Hope Contagium

A therapy journal of self-obsession, depression and meaning.

Tag: help

Falling Over

I remember during depression how, after an attempt of getting up from the bed, I landed in awkward and uncomfortable positions. Because I didn’t have enough energy to simply shift my position, instead I just collapsed. I remember a certain amount of stubbornness and tenacious patience in me connected to these collapses. I was stubborn in my despondency and patient because of my endurance of the gradual pain growing in me from the position my body had landed in. I just hoped and waited for help to come…

Virginia Woolf’s Depression

If left to herself, she would have eaten nothing at all and would have gradually starved to death. It was extraordinarily difficult ever to get her to eat enough to keep her strong and well. Pervading her insanity generally there was always a sense of some guilt, the origin and exact nature of which I could never discover; but it was attached in some peculiar way particularly to food and eating. In the early acute, suicidal stage of the depression, she would sit for hours overwhelmed with hopeless melancholia, silent, making no response to anything said to her. When the time for a meal came, she would pay no attention whatsoever to the plate of food put before her. I could usually induce her to eat a certain amount, but it was a terrible process. Every meal took an hour or two; I had to sit by her side, put a spoon or fork in her hand, and every now and again ask her very quietly to eat and at the same time touch her arm or hand. Every five minutes or so she might automatically eat a spoonful.

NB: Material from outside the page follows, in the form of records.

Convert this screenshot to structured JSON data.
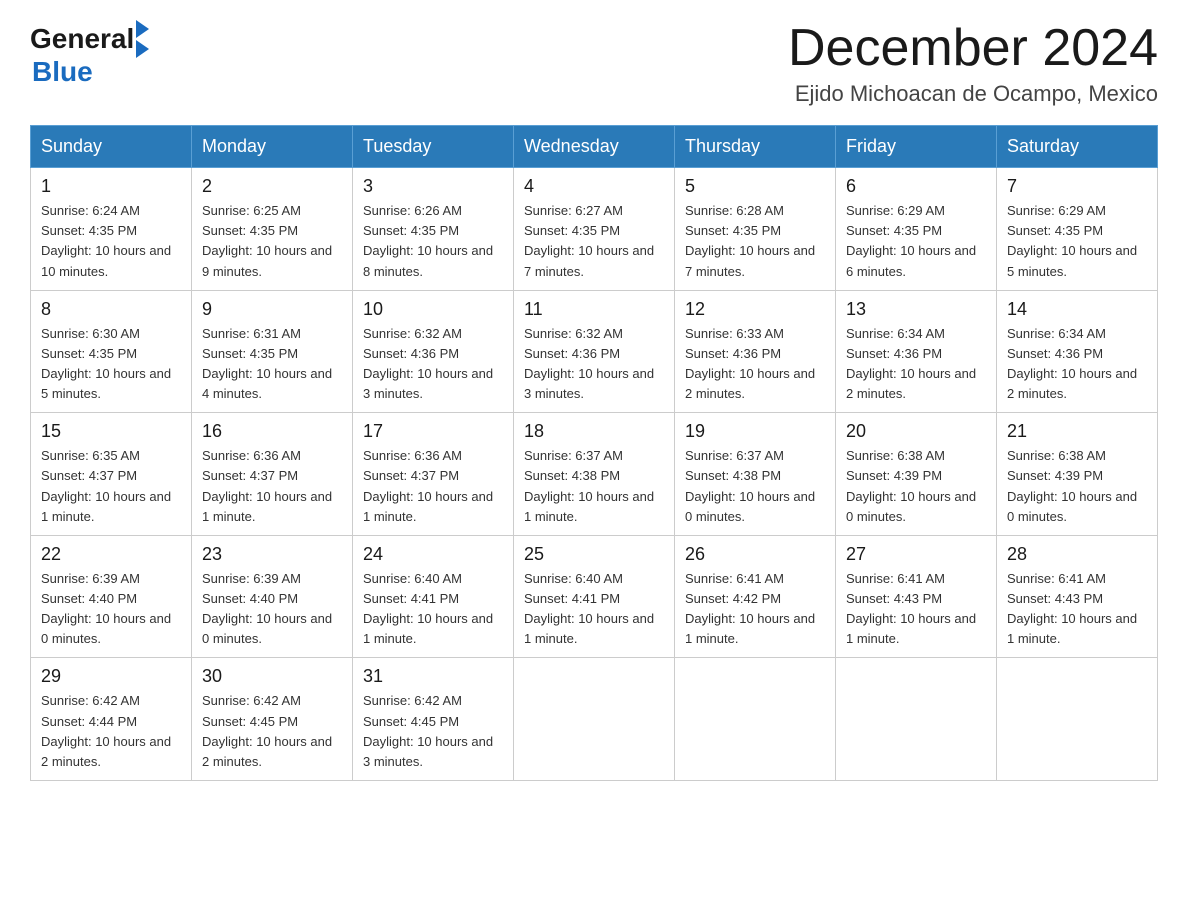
{
  "header": {
    "logo_general": "General",
    "logo_blue": "Blue",
    "month_title": "December 2024",
    "location": "Ejido Michoacan de Ocampo, Mexico"
  },
  "days_of_week": [
    "Sunday",
    "Monday",
    "Tuesday",
    "Wednesday",
    "Thursday",
    "Friday",
    "Saturday"
  ],
  "weeks": [
    [
      {
        "day": "1",
        "sunrise": "6:24 AM",
        "sunset": "4:35 PM",
        "daylight": "10 hours and 10 minutes."
      },
      {
        "day": "2",
        "sunrise": "6:25 AM",
        "sunset": "4:35 PM",
        "daylight": "10 hours and 9 minutes."
      },
      {
        "day": "3",
        "sunrise": "6:26 AM",
        "sunset": "4:35 PM",
        "daylight": "10 hours and 8 minutes."
      },
      {
        "day": "4",
        "sunrise": "6:27 AM",
        "sunset": "4:35 PM",
        "daylight": "10 hours and 7 minutes."
      },
      {
        "day": "5",
        "sunrise": "6:28 AM",
        "sunset": "4:35 PM",
        "daylight": "10 hours and 7 minutes."
      },
      {
        "day": "6",
        "sunrise": "6:29 AM",
        "sunset": "4:35 PM",
        "daylight": "10 hours and 6 minutes."
      },
      {
        "day": "7",
        "sunrise": "6:29 AM",
        "sunset": "4:35 PM",
        "daylight": "10 hours and 5 minutes."
      }
    ],
    [
      {
        "day": "8",
        "sunrise": "6:30 AM",
        "sunset": "4:35 PM",
        "daylight": "10 hours and 5 minutes."
      },
      {
        "day": "9",
        "sunrise": "6:31 AM",
        "sunset": "4:35 PM",
        "daylight": "10 hours and 4 minutes."
      },
      {
        "day": "10",
        "sunrise": "6:32 AM",
        "sunset": "4:36 PM",
        "daylight": "10 hours and 3 minutes."
      },
      {
        "day": "11",
        "sunrise": "6:32 AM",
        "sunset": "4:36 PM",
        "daylight": "10 hours and 3 minutes."
      },
      {
        "day": "12",
        "sunrise": "6:33 AM",
        "sunset": "4:36 PM",
        "daylight": "10 hours and 2 minutes."
      },
      {
        "day": "13",
        "sunrise": "6:34 AM",
        "sunset": "4:36 PM",
        "daylight": "10 hours and 2 minutes."
      },
      {
        "day": "14",
        "sunrise": "6:34 AM",
        "sunset": "4:36 PM",
        "daylight": "10 hours and 2 minutes."
      }
    ],
    [
      {
        "day": "15",
        "sunrise": "6:35 AM",
        "sunset": "4:37 PM",
        "daylight": "10 hours and 1 minute."
      },
      {
        "day": "16",
        "sunrise": "6:36 AM",
        "sunset": "4:37 PM",
        "daylight": "10 hours and 1 minute."
      },
      {
        "day": "17",
        "sunrise": "6:36 AM",
        "sunset": "4:37 PM",
        "daylight": "10 hours and 1 minute."
      },
      {
        "day": "18",
        "sunrise": "6:37 AM",
        "sunset": "4:38 PM",
        "daylight": "10 hours and 1 minute."
      },
      {
        "day": "19",
        "sunrise": "6:37 AM",
        "sunset": "4:38 PM",
        "daylight": "10 hours and 0 minutes."
      },
      {
        "day": "20",
        "sunrise": "6:38 AM",
        "sunset": "4:39 PM",
        "daylight": "10 hours and 0 minutes."
      },
      {
        "day": "21",
        "sunrise": "6:38 AM",
        "sunset": "4:39 PM",
        "daylight": "10 hours and 0 minutes."
      }
    ],
    [
      {
        "day": "22",
        "sunrise": "6:39 AM",
        "sunset": "4:40 PM",
        "daylight": "10 hours and 0 minutes."
      },
      {
        "day": "23",
        "sunrise": "6:39 AM",
        "sunset": "4:40 PM",
        "daylight": "10 hours and 0 minutes."
      },
      {
        "day": "24",
        "sunrise": "6:40 AM",
        "sunset": "4:41 PM",
        "daylight": "10 hours and 1 minute."
      },
      {
        "day": "25",
        "sunrise": "6:40 AM",
        "sunset": "4:41 PM",
        "daylight": "10 hours and 1 minute."
      },
      {
        "day": "26",
        "sunrise": "6:41 AM",
        "sunset": "4:42 PM",
        "daylight": "10 hours and 1 minute."
      },
      {
        "day": "27",
        "sunrise": "6:41 AM",
        "sunset": "4:43 PM",
        "daylight": "10 hours and 1 minute."
      },
      {
        "day": "28",
        "sunrise": "6:41 AM",
        "sunset": "4:43 PM",
        "daylight": "10 hours and 1 minute."
      }
    ],
    [
      {
        "day": "29",
        "sunrise": "6:42 AM",
        "sunset": "4:44 PM",
        "daylight": "10 hours and 2 minutes."
      },
      {
        "day": "30",
        "sunrise": "6:42 AM",
        "sunset": "4:45 PM",
        "daylight": "10 hours and 2 minutes."
      },
      {
        "day": "31",
        "sunrise": "6:42 AM",
        "sunset": "4:45 PM",
        "daylight": "10 hours and 3 minutes."
      },
      null,
      null,
      null,
      null
    ]
  ],
  "labels": {
    "sunrise": "Sunrise: ",
    "sunset": "Sunset: ",
    "daylight": "Daylight: "
  }
}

 – A description of Virginia Woolf’s depression, from Leonard Woolf’s diary (Virginia Woolf: 1882-1941)
With gratitude to The Noonday Demon by Andrew Solomon

I want a reason…

I want a reason for my existence. There is none. I’ll have to make it up if I want one and when I do it won’t feel convincing. I’ve made up reasons before but I haven’t been able to hold on to them. Is recognition enough for your will of living? Is it a reason? It is completely uncomprehending how lucky I am to have Levin. No wonder I dream of a future with him and always have since we found each other. Lately I’ve been so happy with him or should I say exceptionally joyful of having him by my side; of knowing him. That might be the closest I’ve yet been to true happiness: the love I feel for him. The love and recognition he feels for me. But right now it only helps me survive, it doesn’t help me live. Besides, we’re only friends now.